World Bank to Increase Economic Empowerment for Millions of Girls & Women in East, Southern Africa

by Nada Khaled


Millions of girls and young women across Eastern and Southern Africa will gain greater access to education and economic empowerment opportunities thanks to the newly approved East Africa Girls’ Empowerment and Resilience Program (EAGER).

This new program, approved on September 28, 2023, and supported by $832 million in International Development Association (IDA) financing, will boost girls’ and women’s education and earnings while strengthening institutional capacity for the implementation of gender equality policies. EAGER brings together countries facing similar challenges hindering girls’ and women’s empowerment and will be deployed in phases.
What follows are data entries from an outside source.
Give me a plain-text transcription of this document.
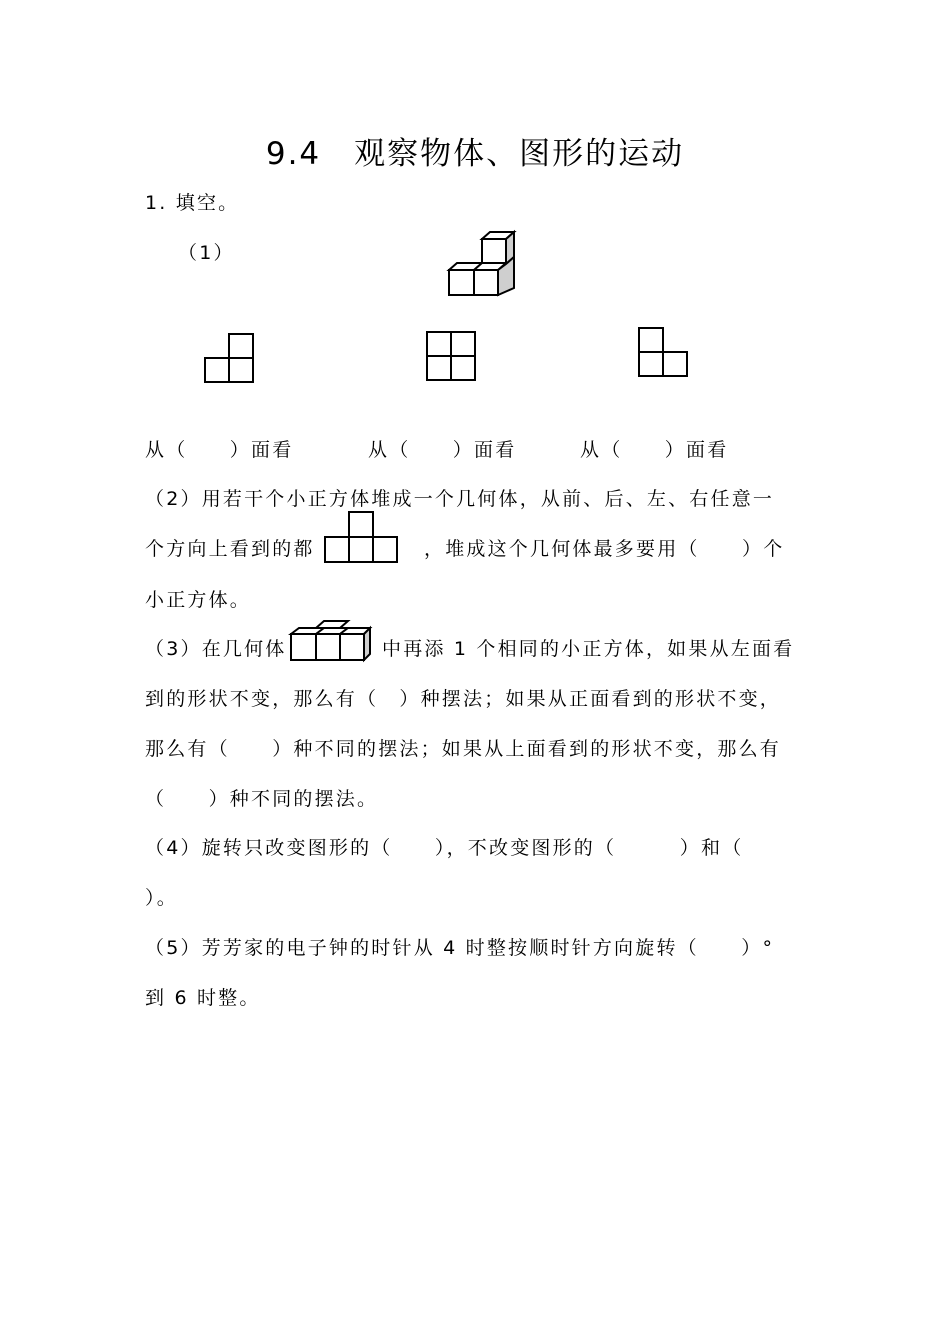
9.4　观察物体、图形的运动
1. 填空。
（1）
从（　　）面看	从（　　）面看	从（　　）面看
（2）用若干个小正方体堆成一个几何体，从前、后、左、右任意一
个方向上看到的都	，堆成这个几何体最多要用（　　）个
小正方体。
（3）在几何体	中再添 1 个相同的小正方体，如果从左面看
到的形状不变，那么有（　）种摆法；如果从正面看到的形状不变，
那么有（　　）种不同的摆法；如果从上面看到的形状不变，那么有
（　　）种不同的摆法。
（4）旋转只改变图形的（　　），不改变图形的（　　　）和（
）。
（5）芳芳家的电子钟的时针从 4 时整按顺时针方向旋转（　　）°
到 6 时整。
Madagascar and Mozambique are the first two countries to participate in the initiative, with the African Union (AU) serving as the regional institution supporting the program. Future phases are expected to include Burundi, Comoros, the Democratic Republic of the Congo (DRC), Lesotho, Malawi, Zambia, and Zimbabwe.

“EAGER is a groundbreaking initiative that will help to achieve impact at scale by directly reaching millions of girls, women, and stakeholders. It also seeks to create the institutional conditions necessary to empower even more girls and women,” said Boutheina Guermazi, Director for Regional Integration, Africa, and the Middle East.

In its first phase, the EAGER program will directly support over two million girls to stay in or return to school and enable 160,000 women to increase their productivity in the labor market in Mozambique and Madagascar. It will also reach more than six million agents of change, including traditional leaders, parents, and boys, through behavioral change campaigns designed to shift gender norms in the two countries. It will enhance the capacity of 26,000 local administrators, community leaders, and service providers to effectively implement gender equality reforms.

In Eastern and Southern Africa, over 40 million girls do not attend school, and a staggering 55 million girls and young women are married before the age of 18. This lack of access to resources and decision-making power during adolescence often leads to a trajectory of low productivity, leaving them excluded from the labor market or relegated to low-quality jobs in adulthood, thus contributing to a significant gender gap in job earnings.

“A human-centered engagement is needed to address the deep-rooted causes of women’s disempowerment. EAGER is a multi-sectoral effort encompassing education, health, jobs, and social protection, recognizing the strong interrelation of these dimensions in women’s empowerment,” said Sara Troiano, the Task Team Leader on EAGER, emphasizing the need for a holistic approach.

The World Bank’s International Development Association (IDA), established in 1960, and helps the world’s poorest countries by providing grants and low to zero-interest loans for projects and programs that boost economic growth, reduce poverty, and improve poor people’s lives.

 IDA is one of the largest sources of assistance for the world’s 74 poorest countries, 39 of which are in Africa. Resources from IDA bring positive change to the 1.3 billion people who live in IDA countries. Since 1960, IDA has provided $458 billion to 114 countries. Annual commitments have averaged about $29 billion over the last three years (FY19-FY21), with about 70 percent going to Africa.